Frank laughed, and Serafima noticed the way the thick snowflakes were settling on his dark lashes, even longer than hers, she noticed jealously. ‘You chose me. First, you were alone in the box, my box; second, you watched the ballet and never me; third, you didn’t run to the bar like every other girl but just waited for the next act. So I knew you weren’t like the others.’

‘How do I know you’re not?’

‘Do I seem like the others?’

‘No. But I don’t really know many other men.’

He put a hand on her arm. ‘Look, I know what you’re getting at because I asked you out so quickly. But I saw that I had just one minute before you left and I’d never see you again. You’re wondering if I’m an agent of the capitalist-imperial powers and I do admit I wondered how a beautiful girl happened to be in my box, alone, on the very evening I decided to come to the ballet.’

She smiled uncertainly. She had not thought of this.

‘So you were wondering whether I am a spy?’ She paused. ‘I don’t think I am – unless it’s possible to be a spy without knowing it.’

‘That’s a very Russian idea,’ he answered. ‘But let me tell you I’m an attaché, a diplomat in uniform, at the American Embassy. I interpret for the ambassador. But I guess you’d say I’m a real damned capitalist.’

‘You’re from a rich family?’

‘Yes.’

‘Do you live in a mansion?’

‘My parents do.’

‘Do you have repressed Negro servants in white gloves?’

‘No gloves, but our butler is black.’

‘Does he wear a white coat like in the movies?’

‘Yes.’

‘So, as a good Communist, I declare you the enemy. I suppose you must be what we call a bloodsucker of the working class?’

He was, he told her, one of those Americans who were as at home in the country houses of England as he was in the mansions of Long Island. His father was Honorius Belman, president of the Southern-Eastern Union Railway Corporation, a Texan born in a log cabin, but he, his son, had been educated at Groton and Harvard where he’d studied Russian. Frank told her how he played polo with plutocrats like the Rockefellers, that his father was a donor to FDR’s campaigns and that he had spent a holiday working in the White House. All of which explained why he had not been impressed by her own famous parents, Serafima realized.

After walking for hours, they were back where they had started. They reached the Metropole Hotel across the square from the Bolshoi. A hotel? He did not seem that sort of man. But perhaps all men were that sort of man, Serafima thought as the doorman in his green braided uniform bowed and the revolving doors spun them into the scarlet lobby.

Frank bought her two shots of vodka at the Metropole bar but, to Serafima’s relief, he didn’t mention anything about taking a room. There was a jazz band playing and, on the dance floor, the uniforms of a dozen nations danced the foxtrot. Men’s shoulderboards and shiny boots, the bare shoulders and permed tresses of scarlet-lipped girls shimmered around them. They stood watching for a moment as the vodka restored her. She was dreading him asking her to dance. She hated foxtrotting. She had no natural rhythm, and her clumsiness would ruin everything.

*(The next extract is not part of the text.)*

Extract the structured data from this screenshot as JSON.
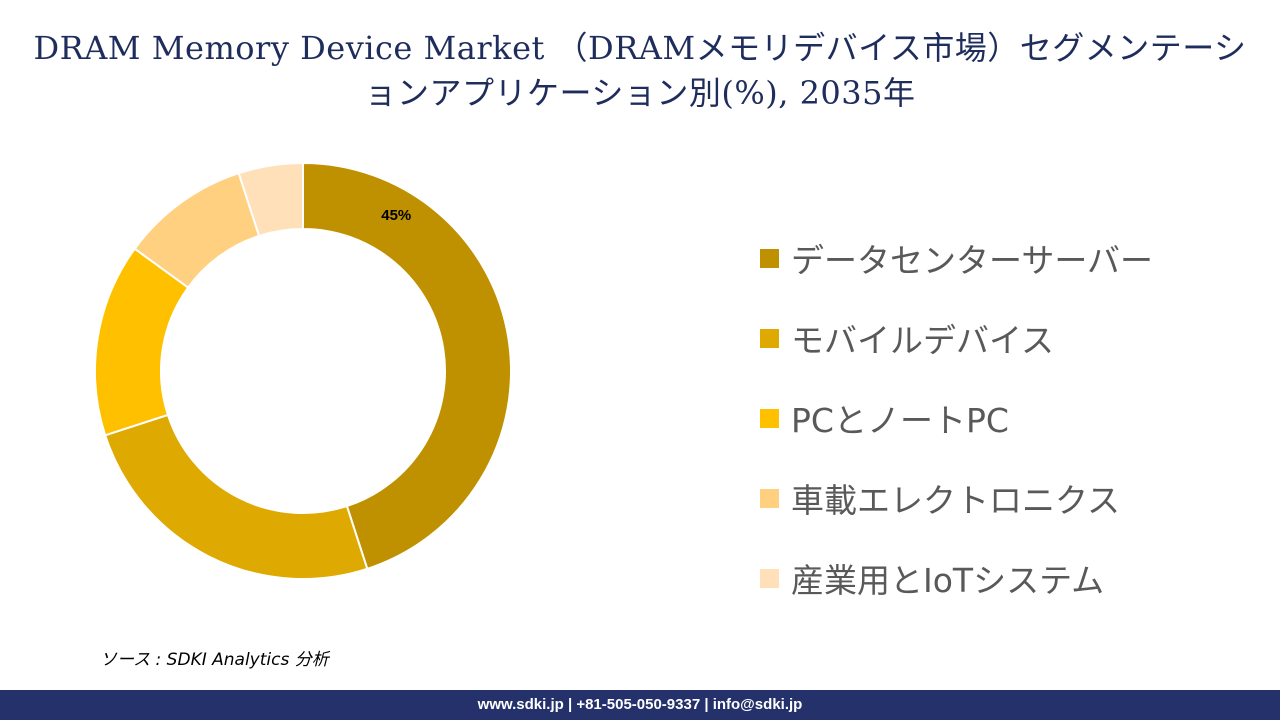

‘Do you… like to d-dance?’ Frank asked over the sound of the band. When she came to know him better, she would realize that he stammered slightly when he was nervous.

‘If you want to,’ she answered, frowning.

‘You look cross,’ he said. ‘You’ve looked cross ever since we came in here. When you’re cross, you lower your eyebrows so you look like an angry swan. More beautiful than ever but quite frightening!’

‘Well, the angry swan says sorry. It’s because… I’m not sure I like being here.’

‘But I thought all girls loved to dance,’ he said, looking anxious.

‘Yes, most do – but not all.’

He cleared his throat a little. ‘I have a confession to make. Although I’m told that every man must be able to foxtrot, I can’t dance at all. I hate dancing… I’m sorry. I’m not much of a date, am I?’

‘Oh Frank, I hate dancing too. And I can’t foxtrot or anything else. I can only talk and walk.’